Je commençai à le limer en augmentant la vitesse et la course de la pointe de mon gland jusqu'aux couilles sans sortir. J'allais de plus en plus vite, il jouissait en poussant de petits râles. L'intérieur de son cul était doux et pas trop serré, le limer était un vrai régal, après une minute et demie, je commençais à me retenir car j'étais vraiment prêt à jouir. J'arrivai à me retenir plus de 30 seconds pour enfin, pousser un vrai râle et l'inonder de sperme et m'écrouler littéralement sur lui. Je venais de remplir ma capote comme rarement cela m'était arrivé, puisque celui-ci ressortait de la capote en petite goutte. Je restai un peu en position, ma queue se retira naturellement de son cul. Marc, n'attendit pas son tour, il inversa la position, et je me retrouvai la queue encore baveuse dans le même position que lui cinq minutes avant.
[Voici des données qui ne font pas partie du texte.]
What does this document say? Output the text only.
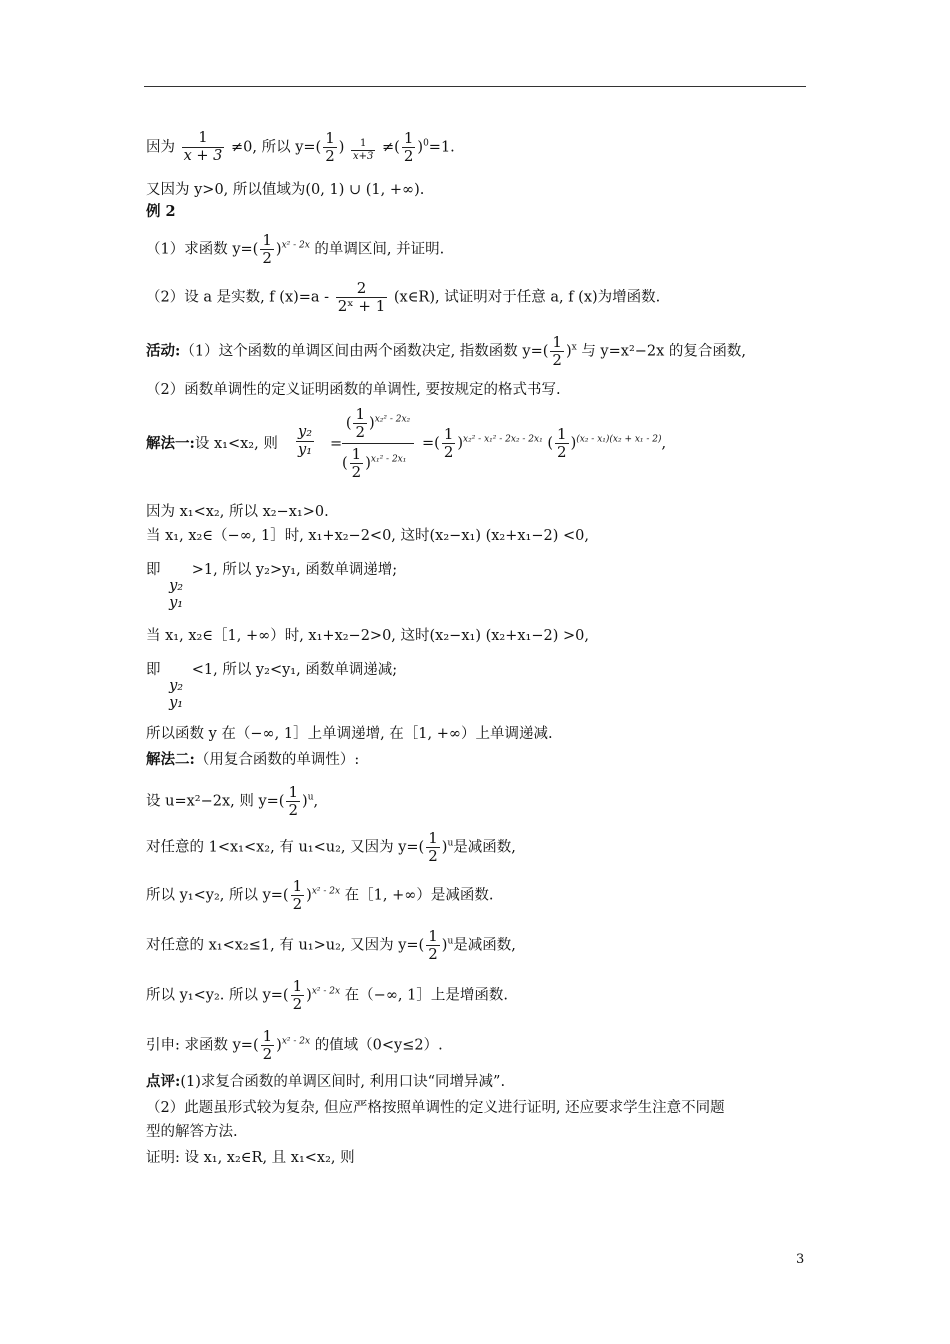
因为 $\frac{1}{x + 3} \ne 0$, 所以 $y=( \frac{1}{2}$ ) $\frac{1}{x+3}$ ≠( $\frac{1}{2} )^0=1$.
又因为 y>0, 所以值域为(0, 1) ∪ (1, +∞).
例 2
（1）求函数 $y=( \frac{1}{2} )^{x^2 - 2x}$ 的单调区间, 并证明.
（2）设 a 是实数, f $(x)=a - \frac{2}{\text{2ˣ + 1}}$ (x∈R), 试证明对于任意 a, f (x)为增函数.
活动:（1）这个函数的单调区间由两个函数决定, 指数函数 $y=( \frac{1}{2} )^x$ 与 y=x²−2x 的复合函数,
（2）函数单调性的定义证明函数的单调性, 要按规定的格式书写.
解法一:设 x₁<x₂, 则 $\frac{\text{y₂}}{\text{y₁}}$ =
( $\frac{1}{2} )^{x_2^2 - 2x_2}$
( $\frac{1}{2} )^{x_1^2 - 2x_1}$
=( $\frac{1}{2} )^{x_2^2 - x_1^2 - 2x_2 - 2x_1}$ ( $\frac{1}{2} )^{(x_2 - x_1)(x_2 + x_1 - 2)}$,
因为 x₁<x₂, 所以 x₂−x₁>0.
当 x₁, x₂∈（−∞, 1］时, x₁+x₂−2<0, 这时(x₂−x₁) (x₂+x₁−2) <0,
即
y₂
y₁
>1, 所以 y₂>y₁, 函数单调递增;
当 x₁, x₂∈［1, +∞）时, x₁+x₂−2>0, 这时(x₂−x₁) (x₂+x₁−2) >0,
即
y₂
y₁
<1, 所以 y₂<y₁, 函数单调递减;
所以函数 y 在（−∞, 1］上单调递增, 在［1, +∞）上单调递减.
解法二:（用复合函数的单调性）:
设 u=x²−2x, 则 $y=( \frac{1}{2} )^u$,
对任意的 1<x₁<x₂, 有 u₁<u₂, 又因为 $y=( \frac{1}{2} )^u$是减函数,
所以 y₁<y₂, 所以 $y=( \frac{1}{2} )^{x^2 - 2x}$ 在［1, +∞）是减函数.
对任意的 x₁<x₂≤1, 有 u₁>u₂, 又因为 $y=( \frac{1}{2} )^u$是减函数,
所以 y₁<y₂. 所以 $y=( \frac{1}{2} )^{x^2 - 2x}$ 在（−∞, 1］上是增函数.
引申: 求函数 $y=( \frac{1}{2} )^{x^2 - 2x}$ 的值域（0<y≤2）.
点评:(1)求复合函数的单调区间时, 利用口诀“同增异减”.
（2）此题虽形式较为复杂, 但应严格按照单调性的定义进行证明, 还应要求学生注意不同题
型的解答方法.
证明: 设 x₁, x₂∈R, 且 x₁<x₂, 则
3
J'étais satisfait, je ne bandais plus mais ma queue était encore bien lourde et épaisse. Marc m'encula sans aucune résistance de ma part, il avait eu juste le temps de s'enfiler une capote de couleur rose. Je sentais sa queue me fouiller le cul, il me limait lentement mais avec beaucoup d'application sur toute sa longueur. Je ressentais ce plaisir sourd de cette queue qui me pistonnait l'intérieur avec brio. Marc regardait sa queue aller et venir dans mon cul, à chaque coup de rein, ma bite et mes couilles bougeaient comme un paquet de viande, ça donnait un côté très érotique de la chose. Moi complètement passif, en train de me faire limer le cul, par un bellâtre. Ses coups de rein très lents déclenchèrent en moi une exceptionnelle jouissance, très puissante et profonde qui envahissait tout mon ventre. Je sentais que ma queue s'essorait de ma précédente éjaculation, il s'en échappait encore un peu de sperme.
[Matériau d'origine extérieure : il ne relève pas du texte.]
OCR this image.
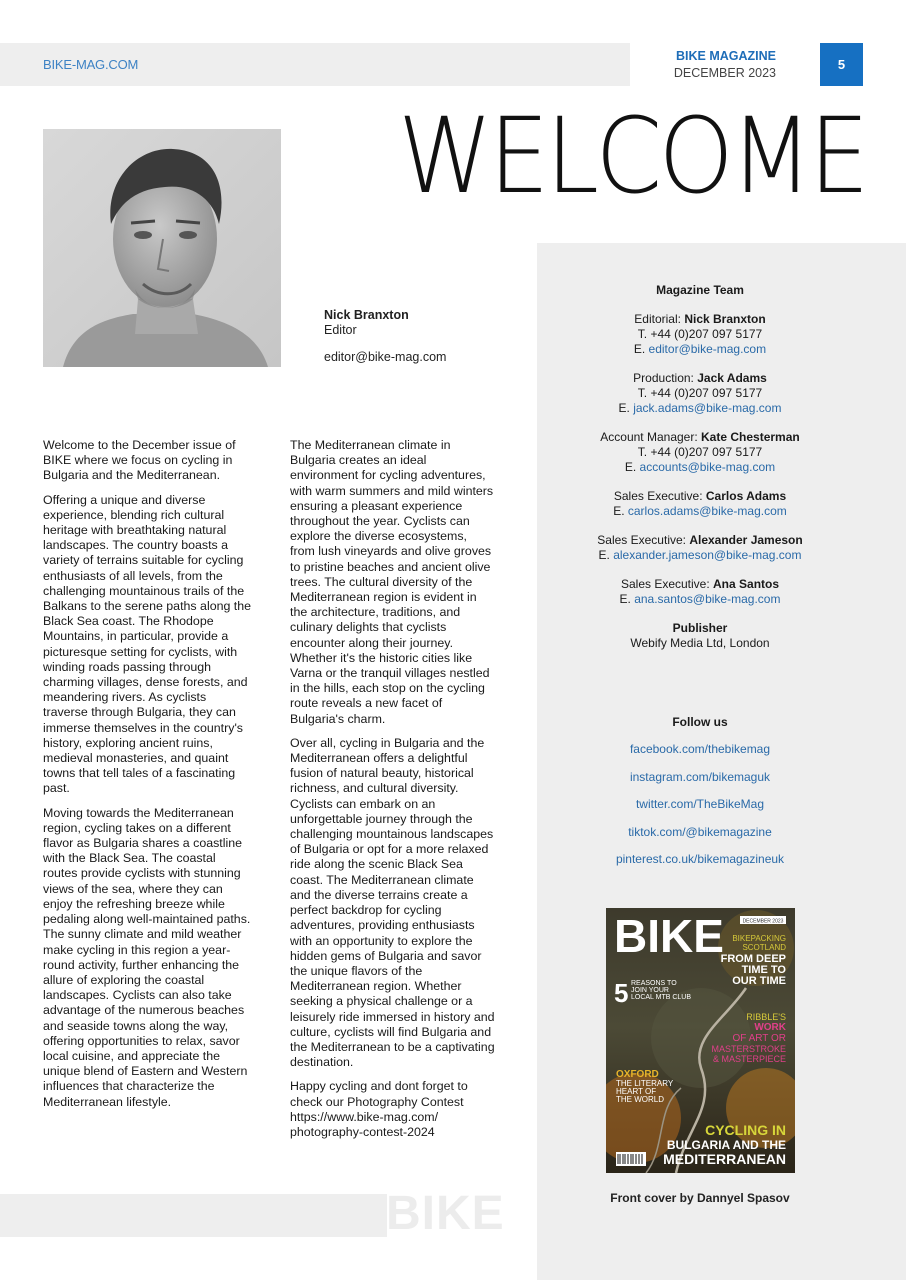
BIKE-MAG.COM
BIKE MAGAZINE
DECEMBER 2023
5
WELCOME
Nick Branxton
Editor
editor@bike-mag.com

Welcome to the December issue of BIKE where we focus on cycling in Bulgaria and the Mediterranean.

Offering a unique and diverse experience, blending rich cultural heritage with breathtaking natural landscapes. The country boasts a variety of terrains suitable for cycling enthusiasts of all levels, from the challenging mountainous trails of the Balkans to the serene paths along the Black Sea coast. The Rhodope Mountains, in particular, provide a picturesque setting for cyclists, with winding roads passing through charming villages, dense forests, and meandering rivers. As cyclists traverse through Bulgaria, they can immerse themselves in the country's history, exploring ancient ruins, medieval monasteries, and quaint towns that tell tales of a fascinating past.

Moving towards the Mediterranean region, cycling takes on a different flavor as Bulgaria shares a coastline with the Black Sea. The coastal routes provide cyclists with stunning views of the sea, where they can enjoy the refreshing breeze while pedaling along well-maintained paths. The sunny climate and mild weather make cycling in this region a year-round activity, further enhancing the allure of exploring the coastal landscapes. Cyclists can also take advantage of the numerous beaches and seaside towns along the way, offering opportunities to relax, savor local cuisine, and appreciate the unique blend of Eastern and Western influences that characterize the Mediterranean lifestyle.

The Mediterranean climate in Bulgaria creates an ideal environment for cycling adventures, with warm summers and mild winters ensuring a pleasant experience throughout the year. Cyclists can explore the diverse ecosystems, from lush vineyards and olive groves to pristine beaches and ancient olive trees. The cultural diversity of the Mediterranean region is evident in the architecture, traditions, and culinary delights that cyclists encounter along their journey. Whether it's the historic cities like Varna or the tranquil villages nestled in the hills, each stop on the cycling route reveals a new facet of Bulgaria's charm.

Over all, cycling in Bulgaria and the Mediterranean offers a delightful fusion of natural beauty, historical richness, and cultural diversity. Cyclists can embark on an unforgettable journey through the challenging mountainous landscapes of Bulgaria or opt for a more relaxed ride along the scenic Black Sea coast. The Mediterranean climate and the diverse terrains create a perfect backdrop for cycling adventures, providing enthusiasts with an opportunity to explore the hidden gems of Bulgaria and savor the unique flavors of the Mediterranean region. Whether seeking a physical challenge or a leisurely ride immersed in history and culture, cyclists will find Bulgaria and the Mediterranean to be a captivating destination.

Happy cycling and dont forget to check our Photography Contest https://www.bike-mag.com/ photography-contest-2024

Magazine Team
Editorial: Nick Branxton
T. +44 (0)207 097 5177
E. editor@bike-mag.com
Production: Jack Adams
T. +44 (0)207 097 5177
E. jack.adams@bike-mag.com
Account Manager: Kate Chesterman
T. +44 (0)207 097 5177
E. accounts@bike-mag.com
Sales Executive: Carlos Adams
E. carlos.adams@bike-mag.com
Sales Executive: Alexander Jameson
E. alexander.jameson@bike-mag.com
Sales Executive: Ana Santos
E. ana.santos@bike-mag.com
Publisher
Webify Media Ltd, London
Follow us
facebook.com/thebikemag
instagram.com/bikemaguk
twitter.com/TheBikeMag
tiktok.com/@bikemagazine
pinterest.co.uk/bikemagazineuk
BIKE	DECEMBER 2023
BIKEPACKING
SCOTLAND
FROM DEEP
TIME TO
OUR TIME
5 REASONS TO
JOIN YOUR
LOCAL MTB CLUB
RIBBLE'S
WORK
OF ART OR
MASTERSTROKE
& MASTERPIECE
OXFORD
THE LITERARY
HEART OF
THE WORLD
CYCLING IN
BULGARIA AND THE
MEDITERRANEAN
Front cover by Dannyel Spasov
BIKE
Marc resta en moi à me limer de cette façon presque 5 minutes avant d'accélérer ses va-et-vient. Après quelques minutes je sentis sa queue se loger tout au fond et s'immobiliser, Il poussa aussi un long râle de jouissance et s'écroula presque de la même façon que moi. Il se retira, et déposa sa capote pleine également. On s'embrassa tous les deux, nos 2 queues baveuses. Je pris le temps de me mettre à genoux et aspirer un peu de son sperme, pour mieux le goûter. Il fit pareil, on resta l'un près de l'autre quelques instants en se regardant amoureusement, chacun d'entre nous après avons repris notre chemin presque comme si de rien était.

Marc et moi, on s'est revu ensuite plusieurs fois nous avons encore baisé ensemble, puis un jour il n'est plus venu au rendez-vous. Peut-être parce que cela devenait trop fort entre nous, je l'ignore, mais cette histoire est la pure vérité, je n'ai rien exagéré. J'aimerais tant revoir Marc!!!